Severe pain is a lot like that nightmare. Disability is a lot like that nightmare. I hate the word disability, maybe because I have yet to make my peace with it. Disability is the only word, however, that does justice to the long weeks I’ve spent in bed with an intractable migraine (10 and counting). This period of severe pain and disability is a whole different beast than any physical or emotional situation I have encountered. This beast gets its power in its relentlessness. Every minute of every day I am in pain, almost always pain that is severe. It gnaws on me every minute of every day and tests every coping skill I’ve learned from years as a migraine sufferer.
“Illness is the doctor to whom we pay most heed; to kindness, to knowledge, we make promise only; pain we obey.”
– Marcel Proust
Everyday I wake up sick and in pain, and everyday I fight it. Like the mysterious enemy in those nightmares it traps me in my body and pins me to my bed. The realization that I am physically powerless hits me everyday with the same visceral terror felt in those nightmares. I fight it every day, though. I fight like hell to feel better every day, even if it often only highlights my powerlessness. Like in the nightmare, I can’t help but to fight and fight and fight. On the outside the fight doesn’t look like much: a smile, a shower, a few minutes spent out of bed with the people I love. Most of the time the fight is completely invisible to those around me just like the pain.
Pain changes your brain. It changes your mood, your perspective, and your thought process. It demands to be felt and it demands to be catered to. Migraines bring a host of cognitive effects that change your brain even further. They slow down your thoughts and make it difficult to pay attention to conversations or tasks. They cause brain fog that makes you forget your PIN number and the second half of sentences. I have been waiting for my pain to subside long enough to write, and now that it has it seems dishonest and maybe even impossible to write about anything other than this pain.

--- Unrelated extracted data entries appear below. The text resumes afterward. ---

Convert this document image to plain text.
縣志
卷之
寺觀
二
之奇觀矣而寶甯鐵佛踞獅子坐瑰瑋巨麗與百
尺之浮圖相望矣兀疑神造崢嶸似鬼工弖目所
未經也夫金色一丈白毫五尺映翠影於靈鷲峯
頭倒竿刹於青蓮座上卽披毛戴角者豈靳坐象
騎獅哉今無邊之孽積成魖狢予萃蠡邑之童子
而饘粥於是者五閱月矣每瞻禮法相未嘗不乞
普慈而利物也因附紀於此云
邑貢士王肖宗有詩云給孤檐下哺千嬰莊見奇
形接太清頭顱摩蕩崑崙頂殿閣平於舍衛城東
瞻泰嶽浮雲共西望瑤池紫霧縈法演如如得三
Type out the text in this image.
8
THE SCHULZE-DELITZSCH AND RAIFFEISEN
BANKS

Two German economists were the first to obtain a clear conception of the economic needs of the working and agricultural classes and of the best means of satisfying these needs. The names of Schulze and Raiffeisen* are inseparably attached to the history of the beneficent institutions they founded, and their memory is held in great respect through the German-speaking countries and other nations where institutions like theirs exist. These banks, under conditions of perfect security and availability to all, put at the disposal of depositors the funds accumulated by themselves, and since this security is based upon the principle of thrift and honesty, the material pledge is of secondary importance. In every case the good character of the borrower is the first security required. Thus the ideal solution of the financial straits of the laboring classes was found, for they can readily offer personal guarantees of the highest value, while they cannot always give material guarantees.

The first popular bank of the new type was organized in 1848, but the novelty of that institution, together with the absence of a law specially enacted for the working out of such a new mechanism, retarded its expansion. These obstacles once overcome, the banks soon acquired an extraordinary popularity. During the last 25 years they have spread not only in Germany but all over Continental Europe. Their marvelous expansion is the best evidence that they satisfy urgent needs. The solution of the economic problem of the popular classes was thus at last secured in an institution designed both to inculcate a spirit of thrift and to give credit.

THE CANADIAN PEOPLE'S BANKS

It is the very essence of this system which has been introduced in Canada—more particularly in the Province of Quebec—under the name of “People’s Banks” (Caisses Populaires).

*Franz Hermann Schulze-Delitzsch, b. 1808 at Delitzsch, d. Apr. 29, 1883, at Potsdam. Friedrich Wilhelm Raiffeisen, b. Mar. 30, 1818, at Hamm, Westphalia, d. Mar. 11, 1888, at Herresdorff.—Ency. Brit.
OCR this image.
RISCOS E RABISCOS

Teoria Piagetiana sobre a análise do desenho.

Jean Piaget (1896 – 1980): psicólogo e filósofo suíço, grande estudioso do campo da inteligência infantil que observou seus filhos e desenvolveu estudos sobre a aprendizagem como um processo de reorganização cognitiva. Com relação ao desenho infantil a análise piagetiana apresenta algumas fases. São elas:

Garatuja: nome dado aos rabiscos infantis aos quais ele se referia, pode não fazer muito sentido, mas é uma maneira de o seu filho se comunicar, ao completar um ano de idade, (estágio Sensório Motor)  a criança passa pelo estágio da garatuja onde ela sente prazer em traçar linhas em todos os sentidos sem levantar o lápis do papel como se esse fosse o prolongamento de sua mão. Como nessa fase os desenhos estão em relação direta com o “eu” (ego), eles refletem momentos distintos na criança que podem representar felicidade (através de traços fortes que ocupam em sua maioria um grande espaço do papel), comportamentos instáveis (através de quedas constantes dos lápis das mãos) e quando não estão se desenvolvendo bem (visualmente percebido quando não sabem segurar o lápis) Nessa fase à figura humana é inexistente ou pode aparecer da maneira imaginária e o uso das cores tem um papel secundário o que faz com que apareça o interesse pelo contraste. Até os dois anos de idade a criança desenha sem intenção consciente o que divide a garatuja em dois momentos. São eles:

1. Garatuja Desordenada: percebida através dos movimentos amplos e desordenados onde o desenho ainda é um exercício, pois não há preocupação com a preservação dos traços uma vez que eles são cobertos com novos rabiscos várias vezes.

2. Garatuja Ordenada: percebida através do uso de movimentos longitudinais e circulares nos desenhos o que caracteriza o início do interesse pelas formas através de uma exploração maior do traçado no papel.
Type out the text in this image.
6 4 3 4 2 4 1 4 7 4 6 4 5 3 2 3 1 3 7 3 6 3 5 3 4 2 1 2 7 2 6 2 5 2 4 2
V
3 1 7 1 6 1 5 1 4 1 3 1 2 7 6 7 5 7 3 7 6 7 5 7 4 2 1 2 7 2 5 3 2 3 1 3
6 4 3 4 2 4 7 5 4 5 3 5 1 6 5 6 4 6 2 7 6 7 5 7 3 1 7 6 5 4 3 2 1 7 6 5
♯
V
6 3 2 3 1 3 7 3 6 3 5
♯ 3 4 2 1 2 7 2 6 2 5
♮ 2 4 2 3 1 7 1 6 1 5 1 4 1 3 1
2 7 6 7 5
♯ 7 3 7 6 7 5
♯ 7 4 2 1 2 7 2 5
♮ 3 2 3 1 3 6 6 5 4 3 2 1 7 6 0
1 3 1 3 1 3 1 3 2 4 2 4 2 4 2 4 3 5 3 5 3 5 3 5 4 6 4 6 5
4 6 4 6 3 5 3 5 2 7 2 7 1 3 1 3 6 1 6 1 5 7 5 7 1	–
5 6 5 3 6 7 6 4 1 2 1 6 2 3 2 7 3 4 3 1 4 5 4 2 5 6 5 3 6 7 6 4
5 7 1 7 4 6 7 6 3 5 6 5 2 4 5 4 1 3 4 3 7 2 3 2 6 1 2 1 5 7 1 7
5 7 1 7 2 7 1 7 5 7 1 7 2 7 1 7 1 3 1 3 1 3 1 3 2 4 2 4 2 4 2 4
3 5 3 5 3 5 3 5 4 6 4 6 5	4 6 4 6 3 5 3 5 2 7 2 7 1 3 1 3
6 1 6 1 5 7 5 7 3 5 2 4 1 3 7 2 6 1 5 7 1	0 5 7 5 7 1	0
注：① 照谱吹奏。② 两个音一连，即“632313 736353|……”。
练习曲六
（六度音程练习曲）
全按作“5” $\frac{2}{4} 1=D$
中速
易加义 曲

I started this blog around the same time I enrolled in a clinical trial for chronic migraines. I had high hopes that the trial would at least get my migraines under control and this blog would be about life with migraines, rather than migraines with a little bit of life on the side. Life and my brain had very different plans for me, apparently. Despite it all I don’t doubt that I am strong enough to make it through this period of crisis, especially with all of the love I receive from my family, my partner, and my friends. This migraine may be intractable but so am I.
“You may encounter many defeats, but you must not be defeated. In fact, it may be necessary to encounter the defeats, so you can know who you are, what you can rise from, how you can still come out of it.”